Вот говаривали одногодки во флотском экипаже: кто на крейсер «Аврора» попадет — счастливчик, в сорочке родился. Корабль — красавец, только недавно со стапелей, глядишь, и порядки там будут не те, что на других, старых кораблях, и служба легче пойдет. Ведь бывают же корабли, где матросу есть хоть маленькое послабление?
А выходит, зря все говорили: те же тут зуботычины унтер-офицеров, те же, чуть что не так, брань и оплеухи боцманов — тяжела боцманская рука…
И Аким, еще сам того не сознавая, постепенно возненавидел свою службу.
Может, была это обида за поруганную мечту, которую вынашивал он в своем сердце с самого детства; может, просто тесно ему было, огромному и сильному, в этой неприветливой железной коробке, но только он чувствовал: что ни день, все трудней ему сдерживать себя!..
На крейсере «Жемчуг», сказывали, матрос-первогодок не выдержал издевательства — повесился. На «Олеге» кочегар дезертировал: довел его унтер до полного отчаяния, ничего больше не оставалось, как за борт прыгнуть.
Черноглазый Епифан Листовский, шахтер, необузданной смелости человек, понимая, должно быть, что происходит с Акимом, пытался его успокоить:
— Это, знаешь, в тебе дюже много силы накопилось. Ты ж вон какой детина: кулак — с добрую голову. Займись работой какой-нибудь потяжельше — глядишь, отпустит сердце.
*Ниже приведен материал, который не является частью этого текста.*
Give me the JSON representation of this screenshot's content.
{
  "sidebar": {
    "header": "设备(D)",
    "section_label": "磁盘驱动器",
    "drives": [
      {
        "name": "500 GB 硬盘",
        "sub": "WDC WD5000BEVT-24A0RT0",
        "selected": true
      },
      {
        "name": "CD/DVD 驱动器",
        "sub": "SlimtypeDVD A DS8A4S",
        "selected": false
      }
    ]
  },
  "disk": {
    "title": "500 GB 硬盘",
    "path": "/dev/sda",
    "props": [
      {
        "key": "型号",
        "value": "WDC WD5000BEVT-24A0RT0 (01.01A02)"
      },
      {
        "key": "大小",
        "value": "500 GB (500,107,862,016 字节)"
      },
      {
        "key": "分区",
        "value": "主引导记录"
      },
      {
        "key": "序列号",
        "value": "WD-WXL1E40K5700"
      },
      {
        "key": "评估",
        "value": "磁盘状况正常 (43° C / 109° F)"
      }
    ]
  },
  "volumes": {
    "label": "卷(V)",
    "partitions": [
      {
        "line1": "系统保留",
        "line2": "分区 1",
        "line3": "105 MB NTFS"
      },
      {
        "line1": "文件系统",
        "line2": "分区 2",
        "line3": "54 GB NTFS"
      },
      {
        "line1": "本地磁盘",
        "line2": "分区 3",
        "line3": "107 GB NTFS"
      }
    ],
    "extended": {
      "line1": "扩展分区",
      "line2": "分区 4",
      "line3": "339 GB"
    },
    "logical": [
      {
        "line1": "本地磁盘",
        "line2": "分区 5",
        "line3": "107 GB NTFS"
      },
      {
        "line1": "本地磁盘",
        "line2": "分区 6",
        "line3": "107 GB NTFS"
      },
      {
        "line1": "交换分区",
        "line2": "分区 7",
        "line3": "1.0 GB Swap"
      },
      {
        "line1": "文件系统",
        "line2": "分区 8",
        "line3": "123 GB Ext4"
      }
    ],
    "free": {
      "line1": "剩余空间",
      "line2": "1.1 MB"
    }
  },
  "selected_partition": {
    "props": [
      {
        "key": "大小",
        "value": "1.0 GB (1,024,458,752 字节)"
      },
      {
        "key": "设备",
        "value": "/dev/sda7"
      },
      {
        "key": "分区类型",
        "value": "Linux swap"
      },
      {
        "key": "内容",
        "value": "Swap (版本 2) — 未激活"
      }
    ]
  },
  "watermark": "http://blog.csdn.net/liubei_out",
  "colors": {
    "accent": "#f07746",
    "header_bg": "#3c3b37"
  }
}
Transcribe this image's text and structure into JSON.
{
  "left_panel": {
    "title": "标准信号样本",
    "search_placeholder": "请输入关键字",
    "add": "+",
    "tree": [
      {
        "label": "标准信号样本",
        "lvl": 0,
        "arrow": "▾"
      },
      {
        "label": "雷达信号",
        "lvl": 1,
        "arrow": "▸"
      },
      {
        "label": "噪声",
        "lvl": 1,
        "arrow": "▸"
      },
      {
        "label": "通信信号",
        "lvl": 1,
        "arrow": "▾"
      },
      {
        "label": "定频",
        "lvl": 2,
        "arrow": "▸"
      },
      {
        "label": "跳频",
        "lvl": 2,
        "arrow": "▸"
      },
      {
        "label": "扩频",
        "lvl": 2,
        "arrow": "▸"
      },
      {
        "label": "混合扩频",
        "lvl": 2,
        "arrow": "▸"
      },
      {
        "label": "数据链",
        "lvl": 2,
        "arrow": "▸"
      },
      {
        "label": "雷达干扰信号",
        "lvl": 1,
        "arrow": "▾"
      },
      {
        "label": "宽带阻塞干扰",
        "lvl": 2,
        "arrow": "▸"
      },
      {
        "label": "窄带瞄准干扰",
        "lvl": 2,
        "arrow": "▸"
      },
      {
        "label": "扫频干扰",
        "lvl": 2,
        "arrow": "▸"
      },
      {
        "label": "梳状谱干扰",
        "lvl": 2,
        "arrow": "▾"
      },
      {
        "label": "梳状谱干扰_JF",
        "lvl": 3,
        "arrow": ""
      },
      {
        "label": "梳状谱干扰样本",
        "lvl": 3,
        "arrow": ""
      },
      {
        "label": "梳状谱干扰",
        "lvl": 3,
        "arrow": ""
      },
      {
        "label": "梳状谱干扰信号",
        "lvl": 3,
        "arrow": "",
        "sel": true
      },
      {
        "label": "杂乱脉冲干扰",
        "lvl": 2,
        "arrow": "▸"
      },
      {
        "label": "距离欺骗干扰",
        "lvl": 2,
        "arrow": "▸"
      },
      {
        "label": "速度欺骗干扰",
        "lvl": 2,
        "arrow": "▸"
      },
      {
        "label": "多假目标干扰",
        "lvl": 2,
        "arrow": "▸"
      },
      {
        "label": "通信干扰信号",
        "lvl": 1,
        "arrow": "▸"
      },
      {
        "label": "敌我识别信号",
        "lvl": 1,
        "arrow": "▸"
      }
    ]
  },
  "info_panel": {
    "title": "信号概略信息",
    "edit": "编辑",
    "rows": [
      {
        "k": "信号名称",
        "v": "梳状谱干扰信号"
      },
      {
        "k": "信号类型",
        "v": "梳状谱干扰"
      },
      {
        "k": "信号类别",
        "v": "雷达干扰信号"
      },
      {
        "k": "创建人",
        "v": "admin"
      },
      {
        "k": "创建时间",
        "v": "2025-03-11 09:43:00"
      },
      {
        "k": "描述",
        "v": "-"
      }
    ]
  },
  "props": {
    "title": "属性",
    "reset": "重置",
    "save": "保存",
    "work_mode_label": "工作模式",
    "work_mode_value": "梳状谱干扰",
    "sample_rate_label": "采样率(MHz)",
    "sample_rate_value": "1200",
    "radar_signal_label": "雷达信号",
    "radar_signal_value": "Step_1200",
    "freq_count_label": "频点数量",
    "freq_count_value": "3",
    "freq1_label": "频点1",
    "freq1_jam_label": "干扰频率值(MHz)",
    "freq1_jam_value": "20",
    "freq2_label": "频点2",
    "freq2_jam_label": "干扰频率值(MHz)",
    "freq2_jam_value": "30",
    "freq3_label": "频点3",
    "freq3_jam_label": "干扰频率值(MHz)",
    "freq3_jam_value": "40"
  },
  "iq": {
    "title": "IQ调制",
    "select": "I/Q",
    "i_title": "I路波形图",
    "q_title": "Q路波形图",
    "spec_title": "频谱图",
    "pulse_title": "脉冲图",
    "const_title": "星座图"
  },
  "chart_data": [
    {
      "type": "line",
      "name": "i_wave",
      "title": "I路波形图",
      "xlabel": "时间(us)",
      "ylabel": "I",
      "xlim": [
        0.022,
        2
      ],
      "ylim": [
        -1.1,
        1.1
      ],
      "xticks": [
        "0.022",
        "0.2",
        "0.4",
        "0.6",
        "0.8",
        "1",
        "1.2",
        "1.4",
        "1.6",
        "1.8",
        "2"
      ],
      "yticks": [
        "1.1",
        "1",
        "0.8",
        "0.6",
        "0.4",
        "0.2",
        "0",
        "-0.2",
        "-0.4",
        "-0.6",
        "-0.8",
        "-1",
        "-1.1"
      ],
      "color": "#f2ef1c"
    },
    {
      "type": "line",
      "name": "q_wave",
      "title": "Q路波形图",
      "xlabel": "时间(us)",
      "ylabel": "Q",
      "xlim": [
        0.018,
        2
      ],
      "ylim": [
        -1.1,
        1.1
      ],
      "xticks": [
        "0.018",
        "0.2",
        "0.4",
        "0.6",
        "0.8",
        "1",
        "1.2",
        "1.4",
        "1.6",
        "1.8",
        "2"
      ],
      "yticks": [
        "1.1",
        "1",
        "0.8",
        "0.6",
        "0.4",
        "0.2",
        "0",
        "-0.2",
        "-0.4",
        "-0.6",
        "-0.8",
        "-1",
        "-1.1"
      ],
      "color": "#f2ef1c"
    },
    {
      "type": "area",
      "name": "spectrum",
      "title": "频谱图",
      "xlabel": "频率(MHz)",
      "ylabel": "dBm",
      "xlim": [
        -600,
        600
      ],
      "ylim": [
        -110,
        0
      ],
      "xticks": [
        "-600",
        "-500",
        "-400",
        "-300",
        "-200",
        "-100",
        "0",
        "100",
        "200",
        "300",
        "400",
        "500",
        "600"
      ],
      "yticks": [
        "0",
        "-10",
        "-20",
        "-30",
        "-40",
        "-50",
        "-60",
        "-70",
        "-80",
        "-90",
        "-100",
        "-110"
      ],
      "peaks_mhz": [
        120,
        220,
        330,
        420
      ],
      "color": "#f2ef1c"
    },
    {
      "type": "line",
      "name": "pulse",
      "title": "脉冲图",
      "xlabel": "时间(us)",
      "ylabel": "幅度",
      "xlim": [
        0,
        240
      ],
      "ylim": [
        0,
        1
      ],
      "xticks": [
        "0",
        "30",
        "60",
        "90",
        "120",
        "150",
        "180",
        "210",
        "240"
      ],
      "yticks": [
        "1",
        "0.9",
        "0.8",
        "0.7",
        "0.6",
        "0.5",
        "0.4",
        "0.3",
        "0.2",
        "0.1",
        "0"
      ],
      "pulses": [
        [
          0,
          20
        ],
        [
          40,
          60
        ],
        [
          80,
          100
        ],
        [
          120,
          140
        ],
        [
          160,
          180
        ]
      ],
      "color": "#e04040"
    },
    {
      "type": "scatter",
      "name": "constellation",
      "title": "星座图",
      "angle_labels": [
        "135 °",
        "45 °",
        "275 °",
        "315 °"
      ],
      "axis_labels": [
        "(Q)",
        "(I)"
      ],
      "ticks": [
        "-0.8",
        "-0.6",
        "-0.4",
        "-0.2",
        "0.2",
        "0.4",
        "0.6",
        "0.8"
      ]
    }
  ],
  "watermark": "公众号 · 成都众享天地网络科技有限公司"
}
И непонятно было, всерьез он это говорит или посмеивается. Он, Листовский, чудно́й: у него не разберешь, то ли он шутки шутит, то ли серьезный разговор ведет; шахтеры — они, поди, все такие.
— Плетешь что зря, — недовольно останавливал Аким Листовского. — Минуты не можешь без своего зубоскальства…
— А что думаешь? Ей-пра, отпустит, — повторял Листовский. — Вот у нас на шахте был один такой, забубенная голова…
Аким отмахивался:
— Сила-то моя тут с какой стати? Ты вон средней силы, а с батюшкой все время воюешь. Это у тебя, думаешь, отчего?
— Я — особь статья, — серьезно объяснял Листовский. — Я их, попов, сызмальства ненавижу, есть причина. А тебе кого тут ненавидеть?